幕末歴史小説「二十歳の炎」が3刷=芸州広島藩は幕末史を変えるか
拙著「二十歳の炎」(日新報道・1600円+税)が、出版社から、3刷に入ります、と連絡が入った。
小説はベストセラーにならなくても、ロングセラーで売れてくればよい。
過去の大物歴史作家はすべてヒロシマ藩抜きにして、幕末物を書いてきた。なぜか。それには芸州広島藩の浅野家の史料が、明治維新の実態を赤裸々に示すものだと、厳重な封印がなされたからだ。もう一つ、広島城下町が原爆で廃墟になり、史料がすべて消滅したという二重の要員があった。

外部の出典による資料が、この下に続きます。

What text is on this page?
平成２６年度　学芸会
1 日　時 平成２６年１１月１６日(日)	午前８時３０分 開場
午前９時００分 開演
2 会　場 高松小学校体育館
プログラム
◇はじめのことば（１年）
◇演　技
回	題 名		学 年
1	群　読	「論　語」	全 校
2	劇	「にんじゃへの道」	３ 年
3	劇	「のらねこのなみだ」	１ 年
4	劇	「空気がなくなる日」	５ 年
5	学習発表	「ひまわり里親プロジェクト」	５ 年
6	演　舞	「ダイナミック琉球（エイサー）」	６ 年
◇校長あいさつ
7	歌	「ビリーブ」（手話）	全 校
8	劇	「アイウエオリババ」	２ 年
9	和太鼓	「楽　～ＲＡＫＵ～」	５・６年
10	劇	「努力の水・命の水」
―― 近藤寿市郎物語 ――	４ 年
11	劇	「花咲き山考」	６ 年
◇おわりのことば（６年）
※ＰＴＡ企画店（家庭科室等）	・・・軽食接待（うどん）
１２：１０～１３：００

解らないことはかけない。当然だ。歴史家は広島藩を迂回して、最もらしく書いてきた。あるいみで、大ウソばかり並べていた。禁門の変で朝敵の長州・毛利家の家臣は京都に入れなかった。それなのに、薩長倒幕だという。あり得ない。
第二次長州征伐は長州が勝ったというが、山口県に入ってきた幕府軍の火の粉を追い払っただけで、どこにも侵略したわけではない。せいぜい、小倉と浜田くらいだ。日本中に影響など、与えていない。船中八策など偽物もないし、大政奉還には関わっていない。広島県・鞆の浦沖のいろは丸事件で、将軍家・紀州藩から7万両も強奪した龍馬が、なぜ英雄になるのか。かれはグラバーの単なる鉄砲密売人・運搬やではないか。
過去からの通説、明治政府が作ってウソの教科書まで、見破ったのが「二十歳の炎」である。
広島のことは知らないから、読者からいちどもクレームが来ない。「知らないことは文句が言えないのだ」。私たちが知らない原子物理学に対して、質問すらできない。ノーベル化学賞者にも、なにも疑問をむけられない。
そんな現象が芸州広島藩だった。
広島県の小中学校の郷土史も、「毛利元就から原爆まで、一気に飛んでしまう。」というほど、99%の広島人すら知らなかった。
いま広島で売れている「二十歳の炎」だが、いずれ全国区になる、あるいは歴史教科書を変えていくだろう、と信じて疑わない。
思想弾圧があっても、いちど発行した本は消えない。それが数十年先でもいい、ただしい幕末史になってほしい。温故知新。故きを温ねて新しきを知る。その古いところが真実でなければ、将来がミスリードになってしまうのだから。